“God became man so that man may become God.” In this pithy aphorism, Saint Athanasius is saying that deification (theosis) is grounded in incarnation (sarkosis), that our ascent (anabasis) to God is rooted in God’s descent (katabasis) in becoming human. God takes on our human nature so that we may partake in his divine nature (2 Peter 1:4). Grace is uncreated, deifying energy and it is by grace that humanity partakes in the divine nature, empowered by the mysteries of uncreated glory. The Logos imparts divine life to us which was from the beginning, which the apostle says he has heard and seen, which he has beheld and touched, the uncreated wedded to the created, the timeless unveiled in time, releasing the created into the uncreated and time into the timeless (1 John 1:1). Christ is the image of the invisible God (Col 1:15), through whom the image of God is restored as likeness to God in us. This is deification, or in the language of the New Testament, glorification and the wisdom of desert elders discerns uncreated glory at the heart of God’s deification of the saints.

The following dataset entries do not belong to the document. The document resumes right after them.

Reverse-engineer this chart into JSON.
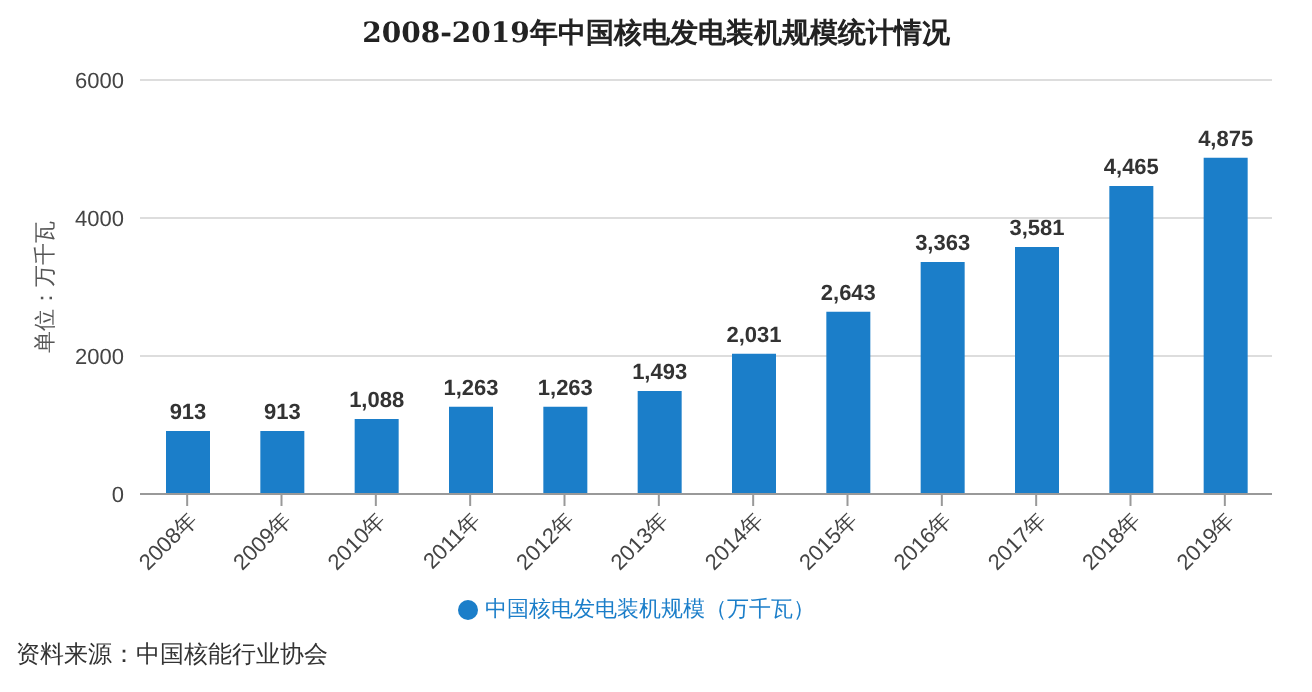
{
  "chart_data": {
    "type": "bar",
    "title": "2008-2019年中国核电发电装机规模统计情况",
    "ylabel": "单位：万千瓦",
    "categories": [
      "2008年",
      "2009年",
      "2010年",
      "2011年",
      "2012年",
      "2013年",
      "2014年",
      "2015年",
      "2016年",
      "2017年",
      "2018年",
      "2019年"
    ],
    "series": [
      {
        "name": "中国核电发电装机规模（万千瓦）",
        "color": "#1b7ec9",
        "values": [
          913,
          913,
          1088,
          1263,
          1263,
          1493,
          2031,
          2643,
          3363,
          3581,
          4465,
          4875
        ],
        "value_labels": [
          "913",
          "913",
          "1,088",
          "1,263",
          "1,263",
          "1,493",
          "2,031",
          "2,643",
          "3,363",
          "3,581",
          "4,465",
          "4,875"
        ]
      }
    ],
    "ylim": [
      0,
      6000
    ],
    "yticks": [
      0,
      2000,
      4000,
      6000
    ],
    "grid": "y",
    "legend": "bottom",
    "annotations": [
      "资料来源：中国核能行业协会"
    ]
  }
}
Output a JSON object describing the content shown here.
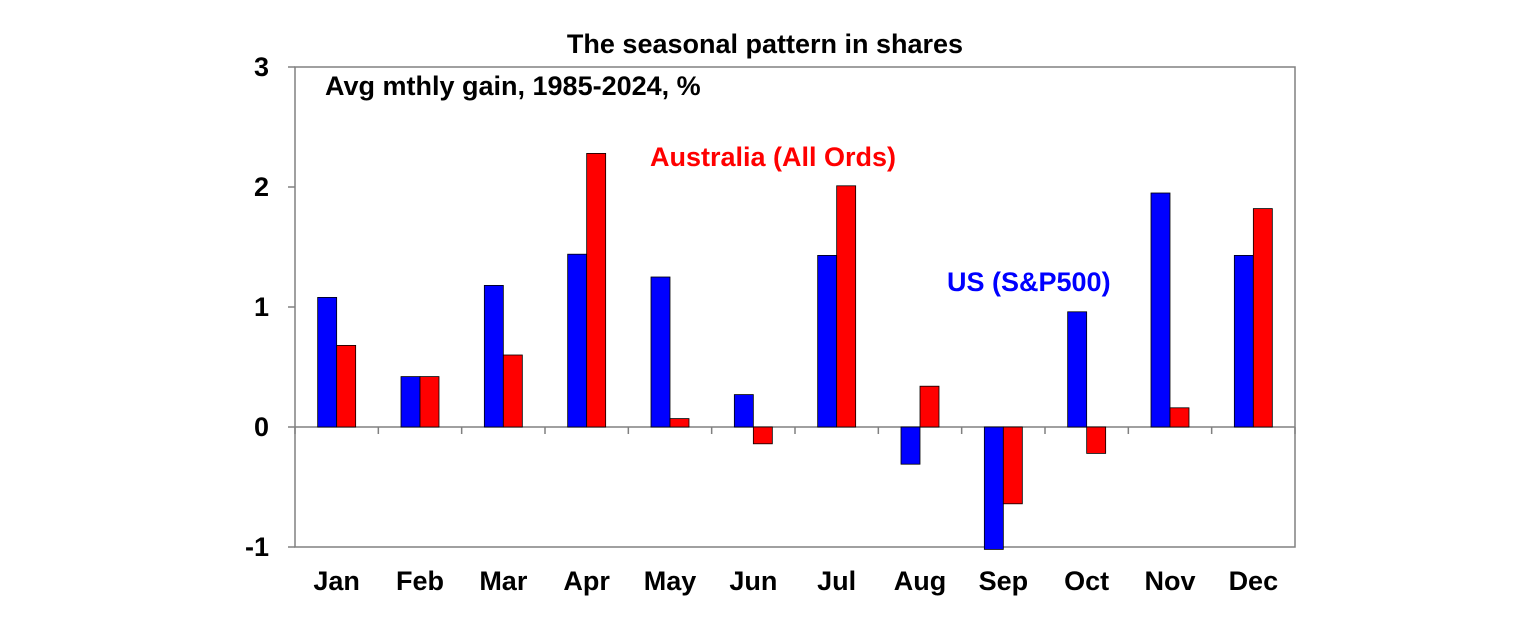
{
  "chart_data": {
    "type": "bar",
    "title": "The seasonal pattern in shares",
    "subtitle": "Avg mthly gain, 1985-2024, %",
    "categories": [
      "Jan",
      "Feb",
      "Mar",
      "Apr",
      "May",
      "Jun",
      "Jul",
      "Aug",
      "Sep",
      "Oct",
      "Nov",
      "Dec"
    ],
    "series": [
      {
        "name": "US (S&P500)",
        "color": "#0000ff",
        "values": [
          1.08,
          0.42,
          1.18,
          1.44,
          1.25,
          0.27,
          1.43,
          -0.31,
          -1.02,
          0.96,
          1.95,
          1.43
        ]
      },
      {
        "name": "Australia (All Ords)",
        "color": "#ff0000",
        "values": [
          0.68,
          0.42,
          0.6,
          2.28,
          0.07,
          -0.14,
          2.01,
          0.34,
          -0.64,
          -0.22,
          0.16,
          1.82
        ]
      }
    ],
    "ylim": [
      -1,
      3
    ],
    "yticks": [
      "3",
      "2",
      "1",
      "0",
      "-1"
    ],
    "ytick_values": [
      3,
      2,
      1,
      0,
      -1
    ],
    "xlabel": "",
    "ylabel": "",
    "grid": false,
    "legend": "inline labels"
  }
}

In the desert, elders behold saints in the glory of the image of Christ, who is the image of God. Icons are venerated but not worshipped because their prototype is Christ, who is worshipped but whose icons are venerated. Christ’s uncreated and created natures are united but not confused, because they differ but are not divided. At the Seventh Ecumenical Council in 787, Logos and image were pronounced equivalent, that is, what the Logos proclaimed verbally the icon expressed visually. The uncreated creative imagination is in the image of God when it creates images of the saints who are regenerated in the image and likeness of God. The difference between the uncreated and the created is never confused, yet in the mysteries of Holy Orthodoxy never divided, because transfiguring deification is revealed without confusion or division by Christ on Mount Tabor. To behold the glory of the Only Begotten Son is to behold the glory of the unbegotten Father, who generates the Son in his image. Icons of transfiguration are dogmatic reflections of ineffable mysteries which elders in the desert impart in full awareness of the critical tension that arises between the mysteries as they are divinely and humanly lived and the dogmas that reflect them. Dogma cannot exhaust mystery nor can mysteries be reduced to dogma, which is why mystical theology in the Orthodox tradition is profoundly apophatic.
Desert wisdom is apophatic because uncreated difference is radically different from all created differences, so radically different, that there is no common measure between uncreated and created difference. Patristic unknowing is not, however, reducible to nihilistic agnosticism, because unknowing in us makes way for wisdom, whose knowledge of God is God’s. Scripture denies the possibility of any ordinary dualistic knowledge of God (Ex 33:20), but affirms that the pure in heart do indeed see God (Mt 5:8). This irreducible paradox led desert elders to distinguish between the divine essence which is not seen and the divine energies, such as wisdom, which see in the Spirit and are spiritually seen. Saint Gregory of Nyssa, Saint Denys the Areopagite, Saint Maximus the Confessor, Saint Symeon the New Theologian and Saint Gregory Palamas all handle the mysteries of participation in God with the help of this difference between uncreated essence and uncreated energies, imparting the mystical theology of transfiguring difference to the desert. Elders bear witness to vision of eschatological glory awakening saints to wisdom, renewing Orthodox Hesychast tradition from within, ensuring its coherent transmission from generation to generation. The mysteries of transfiguration on Mount Tabor reveal how incarnation imparts deification in the saints, mysteries which elders transmit in the desert as light from light, as God from God, from heart to heart. Actually, illumination is not ‘transmitted’ by elders but communicated by the Spirit. Elders in the Spirit simply bear witness with the Spirit to the mysteries of the incarnation, which the transfiguring Spirit communicates to the saints as deification.